五月二号至五号这四天让我们忽地经历了四季,都督门路边的春花伴我们上山,铁甲树下炎炎的夏日高鸣的蟑热烈地欢庆我们凯歌而还,跑马梁上的衰草与灌木还在述着秋日的私语么,拨仙台上的皓雪大爷海上的寒冰正在吟着冬之恋歌吧?
我们进了山,是这样的春意盎然,小径穿过绿草地,高大幽深的层林在两边,潺潺的流水提醒我们它就在不远,巨大的白色的鹅卵石调皮地透过灌木给我们做鬼脸,不知是哪种动物的粪便,一路宣布这是它的家园,让我们小心翼翼不敢扰着它的睡眠.腐叶铺就的泥路,让我们有着海绵的享受,处处当路而卧的朽木,粗大的腰身让我们相看刮目,有几处我还不得不跨上去再小心的探身下到另一边.这不是植物园,处处贴着标签,这是个海洋,包容着动植物万千,地势的高低,气候的闪变,让生物在适宜之处安置自已的家园,我们,匆匆的过客来此朝拜,你认得它也好不认它也好,这都是自然的按排,你只需要在疾行时投之一瞥,驻足时凝眸..

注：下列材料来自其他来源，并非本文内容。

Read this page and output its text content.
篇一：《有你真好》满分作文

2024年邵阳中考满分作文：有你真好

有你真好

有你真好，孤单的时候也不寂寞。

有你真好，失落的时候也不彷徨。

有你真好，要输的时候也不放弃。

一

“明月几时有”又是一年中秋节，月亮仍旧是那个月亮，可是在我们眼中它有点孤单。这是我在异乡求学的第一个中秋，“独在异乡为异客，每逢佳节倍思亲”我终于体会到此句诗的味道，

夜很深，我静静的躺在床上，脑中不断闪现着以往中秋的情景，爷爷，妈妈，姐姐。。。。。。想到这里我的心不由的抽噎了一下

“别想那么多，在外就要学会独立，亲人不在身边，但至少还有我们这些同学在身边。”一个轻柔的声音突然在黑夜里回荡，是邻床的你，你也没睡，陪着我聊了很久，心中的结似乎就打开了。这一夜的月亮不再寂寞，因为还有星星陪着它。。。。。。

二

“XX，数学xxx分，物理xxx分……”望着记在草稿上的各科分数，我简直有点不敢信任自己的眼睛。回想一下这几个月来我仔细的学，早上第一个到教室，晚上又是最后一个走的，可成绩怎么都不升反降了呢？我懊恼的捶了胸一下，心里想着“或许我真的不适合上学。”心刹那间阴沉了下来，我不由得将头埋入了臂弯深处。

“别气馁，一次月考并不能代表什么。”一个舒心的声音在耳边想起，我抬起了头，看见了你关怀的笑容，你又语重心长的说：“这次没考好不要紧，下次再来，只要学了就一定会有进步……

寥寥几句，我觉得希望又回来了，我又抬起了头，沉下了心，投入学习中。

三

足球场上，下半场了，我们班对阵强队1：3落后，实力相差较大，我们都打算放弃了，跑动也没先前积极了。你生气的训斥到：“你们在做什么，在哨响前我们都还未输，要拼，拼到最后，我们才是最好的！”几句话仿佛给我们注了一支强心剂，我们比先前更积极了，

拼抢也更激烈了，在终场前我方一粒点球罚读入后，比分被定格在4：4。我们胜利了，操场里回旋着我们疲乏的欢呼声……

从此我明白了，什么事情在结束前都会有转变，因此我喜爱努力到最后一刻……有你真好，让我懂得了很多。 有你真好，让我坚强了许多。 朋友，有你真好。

让我们抬头,即便在茂林只有一线的天,啊,也可见天上的流云滚滚,据推算应该是朗日晴空啊,只是高山上流云有晴也有阴,不雨的密云也让前路变得不测,在逼仄的山谷间,不敢高声语,怕流云化作急雨将我们浇淋.
路,长路,永远伸向前方,依着山它爬着坡它绕着弯,它一会给你枯叶铺道,一会泥径直接登场,时不时巨石纷纷将你招换,有那么的一段,平坦无边的石子无边蔓延至洪荒,至最后,雪路涤荡,我们干干净净地登顶将高峰一览,不管前头怎样,我们都一步一步地去丈量,不敢激动得不辩方向,太白是一个深遂的老人,我们需学得稳重才能淌过前方的长途漫漫,路边种种你终不会错过,因为你将一步一步走来,它不会吝惜什么.

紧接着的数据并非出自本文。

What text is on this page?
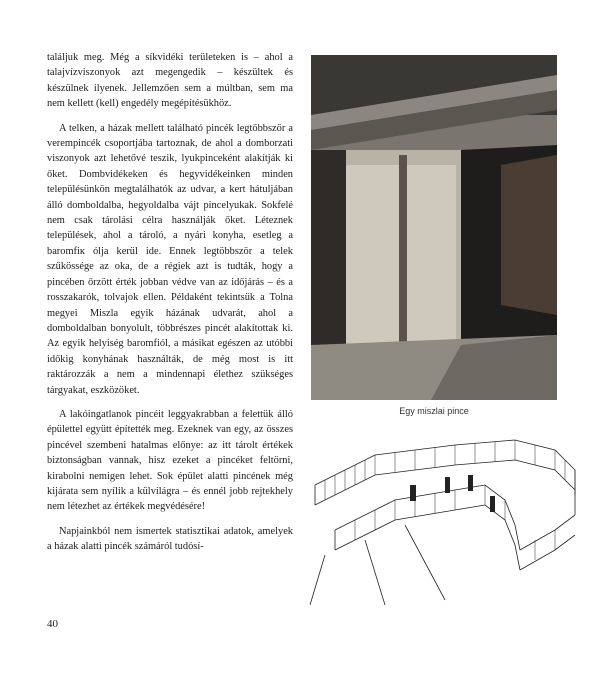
találjuk meg. Még a síkvidéki területeken is – ahol a talajvízviszonyok azt megengedik – készültek és készülnek ilyenek. Jellemzően sem a múltban, sem ma nem kellett (kell) engedély megépítésükhöz.

A telken, a házak mellett található pincék legtöbbször a verempincék csoportjába tartoznak, de ahol a domborzati viszonyok azt lehetővé teszik, lyukpinceként alakítják ki őket. Dombvidékeken és hegyvidékeinken minden településünkön megtalálhatók az udvar, a kert hátuljában álló domboldalba, hegyoldalba vájt pincelyukak. Sokfelé nem csak tárolási célra használják őket. Léteznek települések, ahol a tároló, a nyári konyha, esetleg a baromfiк ólja kerül ide. Ennek legtöbbször a telek szűkössége az oka, de a régiek azt is tudták, hogy a pincében őrzött érték jobban védve van az időjárás – és a rosszakarók, tolvajok ellen. Példaként tekintsük a Tolna megyei Miszla egyik házának udvarát, ahol a domboldalban bonyolult, többrészes pincét alakítottak ki. Az egyik helyiség baromfiól, a másikat egészen az utóbbi időkig konyhának használták, de még most is itt raktározzák a nem a mindennapi élethez szükséges tárgyakat, eszközöket.

A lakóingatlanok pincéit leggyakrabban a felettük álló épülettel együtt építették meg. Ezeknek van egy, az összes pincével szembeni hatalmas előnye: az itt tárolt értékek biztonságban vannak, hisz ezeket a pincéket feltörni, kirabolni nemigen lehet. Sok épület alatti pincének még kijárata sem nyílik a külvilágra – és ennél jobb rejtekhely nem létezhet az értékek megvédésére!

Napjainkból nem ismertek statisztikai adatok, amelyek a házak alatti pincék számáról tudósí-

40
Egy miszlai pince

还有山,有谁知道这四天翻过多少山梁,一直在群山间兜兜转转,直到四十里的跑马梁才有些舒缓,我们才可以放眼望,那是西太白啊,那条线路可从来没有人成功的穿越过啊,这边白云朵朵群峰座座,诸葛当年可打此过,歧山又在何处边?哎呀,太白主峰何时可现啊,已爬了整整两天了啊,为何我看不到,它在何处深藏?渐行渐高渐无树,灌木也稀少,只有地衣与衰草,还有狂风呜呜叫.好了好了,下去大爷海,再折上高台,那是此行目的之所在,就是拨仙台,可惜被古庙所占,再加云海茫茫,四下打量唯见混沌,似鸿蒙未开,倒想乘风而去.高处不胜寒,不容我瞎想,拍照走人,继续前路漫漫,还是一道道山梁,一道道坎,险恶之处相扶将,平坦之处撒个欢.谁让下了山呢?

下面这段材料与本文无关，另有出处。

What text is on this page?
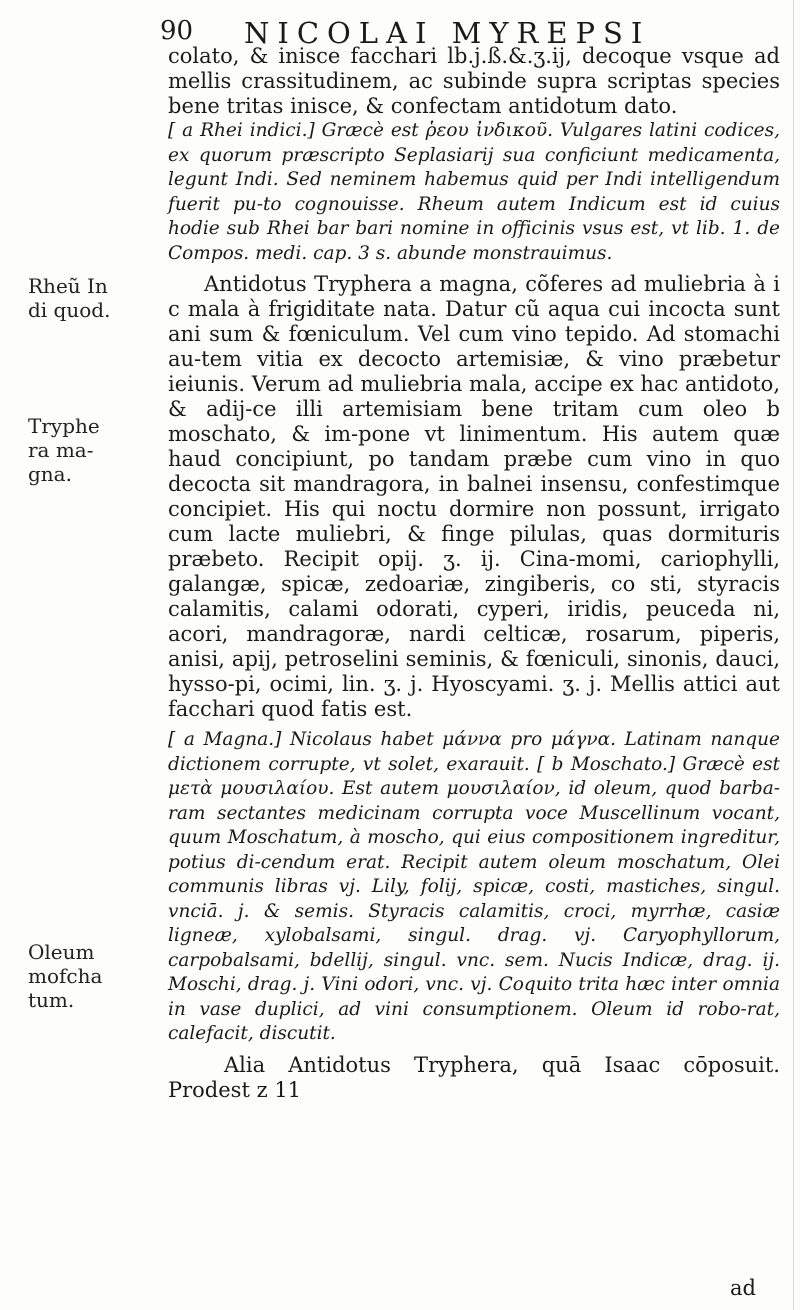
90 NICOLAI MYREPSI
Rheũ In
di quod.
Tryphe
ra ma-
gna.
Oleum
mofcha
tum.

colato, & inisce facchari lb.j.ß.&.ʒ.ij, decoque vsque ad mellis crassitudinem, ac subinde supra scriptas species bene tritas inisce, & confectam antidotum dato.

[ a Rhei indici.] Græcè est ῥεου ἰνδικοῦ. Vulgares latini codices, ex quorum præscripto Seplasiarij sua conficiunt medicamenta, legunt Indi. Sed neminem habemus quid per Indi intelligendum fuerit pu-to cognouisse. Rheum autem Indicum est id cuius hodie sub Rhei bar bari nomine in officinis vsus est, vt lib. 1. de Compos. medi. cap. 3 s. abunde monstrauimus.

Antidotus Tryphera a magna, cõferes ad muliebria à i c mala à frigiditate nata. Datur cũ aqua cui incocta sunt ani sum & fœniculum. Vel cum vino tepido. Ad stomachi au-tem vitia ex decocto artemisiæ, & vino præbetur ieiunis. Verum ad muliebria mala, accipe ex hac antidoto, & adij-ce illi artemisiam bene tritam cum oleo b moschato, & im-pone vt linimentum. His autem quæ haud concipiunt, po tandam præbe cum vino in quo decocta sit mandragora, in balnei insensu, confestimque concipiet. His qui noctu dormire non possunt, irrigato cum lacte muliebri, & finge pilulas, quas dormituris præbeto. Recipit opij. ʒ. ij. Cina-momi, cariophylli, galangæ, spicæ, zedoariæ, zingiberis, co sti, styracis calamitis, calami odorati, cyperi, iridis, peuceda ni, acori, mandragoræ, nardi celticæ, rosarum, piperis, anisi, apij, petroselini seminis, & fœniculi, sinonis, dauci, hysso-pi, ocimi, lin. ʒ. j. Hyoscyami. ʒ. j. Mellis attici aut facchari quod fatis est.

[ a Magna.] Nicolaus habet μάννα pro μάγνα. Latinam nanque dictionem corrupte, vt solet, exarauit. [ b Moschato.] Græcè est μετὰ μουσιλαίου. Est autem μουσιλαίον, id oleum, quod barba-ram sectantes medicinam corrupta voce Muscellinum vocant, quum Moschatum, à moscho, qui eius compositionem ingreditur, potius di-cendum erat. Recipit autem oleum moschatum, Olei communis libras vj. Lily, folij, spicæ, costi, mastiches, singul. vnciā. j. & semis. Styracis calamitis, croci, myrrhæ, casiæ ligneæ, xylobalsami, singul. drag. vj. Caryophyllorum, carpobalsami, bdellij, singul. vnc. sem. Nucis Indicæ, drag. ij. Moschi, drag. j. Vini odori, vnc. vj. Coquito trita hæc inter omnia in vase duplici, ad vini consumptionem. Oleum id robo-rat, calefacit, discutit.

Alia Antidotus Tryphera, quā Isaac cōposuit. Prodest z 11

ad
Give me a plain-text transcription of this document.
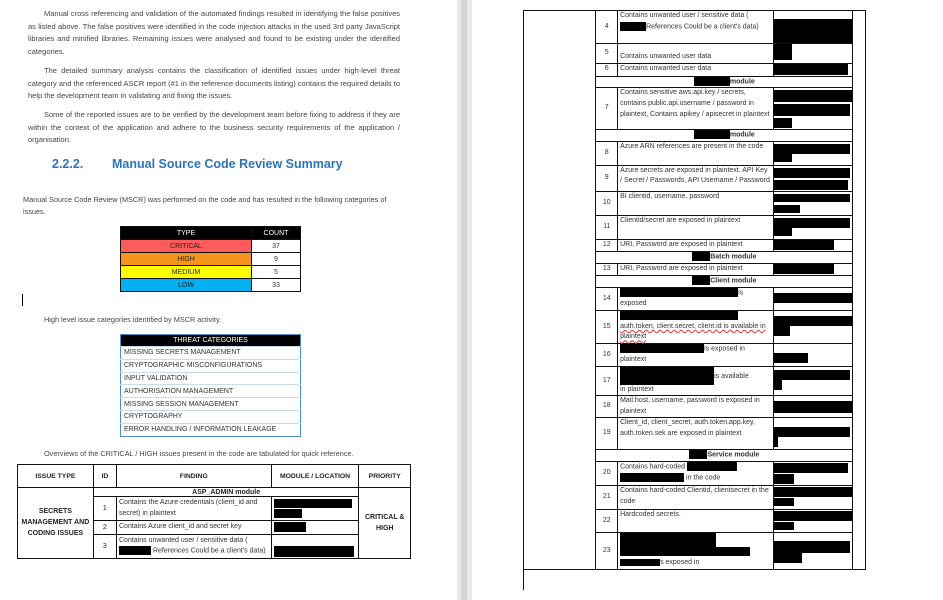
Manual cross referencing and validation of the automated findings resulted in identifying the false positives as listed above. The false positives were identified in the code injection attacks in the used 3rd party JavaScript libraries and minified libraries. Remaining issues were analysed and found to be existing under the identified categories.

The detailed summary analysis contains the classification of identified issues under high-level threat category and the referenced ASCR report (#1 in the reference documents listing) contains the required details to help the development team in validating and fixing the issues.

Some of the reported issues are to be verified by the development team before fixing to address if they are within the context of the application and adhere to the business security requirements of the application / organisation.

2.2.2. Manual Source Code Review Summary

Manual Source Code Review (MSCR) was performed on the code and has resulted in the following categories of issues.

TYPE	COUNT
CRITICAL	37
HIGH	9
MEDIUM	5
LOW	33

High level issue categories identified by MSCR activity.

THREAT CATEGORIES
MISSING SECRETS MANAGEMENT
CRYPTOGRAPHIC MISCONFIGURATIONS
INPUT VALIDATION
AUTHORISATION MANAGEMENT
MISSING SESSION MANAGEMENT
CRYPTOGRAPHY
ERROR HANDLING / INFORMATION LEAKAGE

Overviews of the CRITICAL / HIGH issues present in the code are tabulated for quick reference.

ISSUE TYPE	ID	FINDING	MODULE / LOCATION	PRIORITY
SECRETS MANAGEMENT AND CODING ISSUES	ASP_ADMIN module			CRITICAL & HIGH
	1	Contains the Azure credentials (client_id and secret) in plaintext		

	2	Contains Azure client_id and secret key		

	3	Contains unwanted user / sensitive data ( References Could be a client's data)		
	4	Contains unwanted user / sensitive data (References Could be a client's data)		
	5	Contains unwanted user data		
	6	Contains unwanted user data		
	module			
	7	Contains sensitive aws.api.key / secrets, contains public.api.username / password in plaintext, Contains apikey / apisecret in plaintext		

	module			
	8	Azure ARN references are present in the code		

	9	Azure secrets are exposed in plaintext. API Key / Secret / Passwords, API Username / Password		

	10	BI clientid, username, password		

	11	Clientid/secret are exposed in plaintext		

	12	URI, Password are exposed in plaintext		
	Batch module			
	13	URI, Password are exposed in plaintext		
	Client module			
	14	is
exposed		
	15	auth.token, client.secret, client.id is available in plaintext		

	16	is exposed in
plaintext		
	17	is available
in plaintext		

	18	Mail.host, username, password is exposed in plaintext		
	19	Client_id, client_secret, auth.token.app.key, auth.token.sek are exposed in plaintext		

	Service module			
	20	Contains hard-coded
in the code		

	21	Contains hard-coded Clientid, clientsecret in the code		

	22	Hardcoded secrets.		

	23	s exposed in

若说水,低海拔处小溪唱着欢歌冲着石头傍着古道一路多情作伴,高处则多是那么的一掬,伸到你的脚边,却隐在草根深处,发现很难,但水倒也清爽,再至高处,只有三个海子和玉皇池,结着拒绝融化的冰.大爷海畔连天的雪,拥着山谷间郁集的云,我晕了,几乎是脚步踉跄.还有在巨石磊磊的道间,只闻水声沽沽,那是雪水在下面深流,我想这水势必会流入黑河,没有航标的河流,却让西安人有着母亲河的情结,是不是因之源头在太白?
上山不易,一步一捱,背包在身似有千钧,路似无涯,极怕陡坡,每个跨步,肌肉都一阵酸,极想歇歇脚,却怕抬不了步,只能慢慢地挪,前路若是平缓,喜极而泣.就这样地攀登两天半,跨越了自已的极限,休息时也不急着往地上一瘫,还会舞着登山杖,指点着江山.下山我一径地小跑,因为前面的景致似乎分外好,阳光也来作伴,穿过参天的古木射将下来,一地光斑.回首几日行的道还有路边破败的古庙,像是穿越了时光隧道.若说在拨仙台上体会了仙,此刻回到现实的人间,我也很欣慰,打开了手机,红尘俗世中有人牵挂还不错.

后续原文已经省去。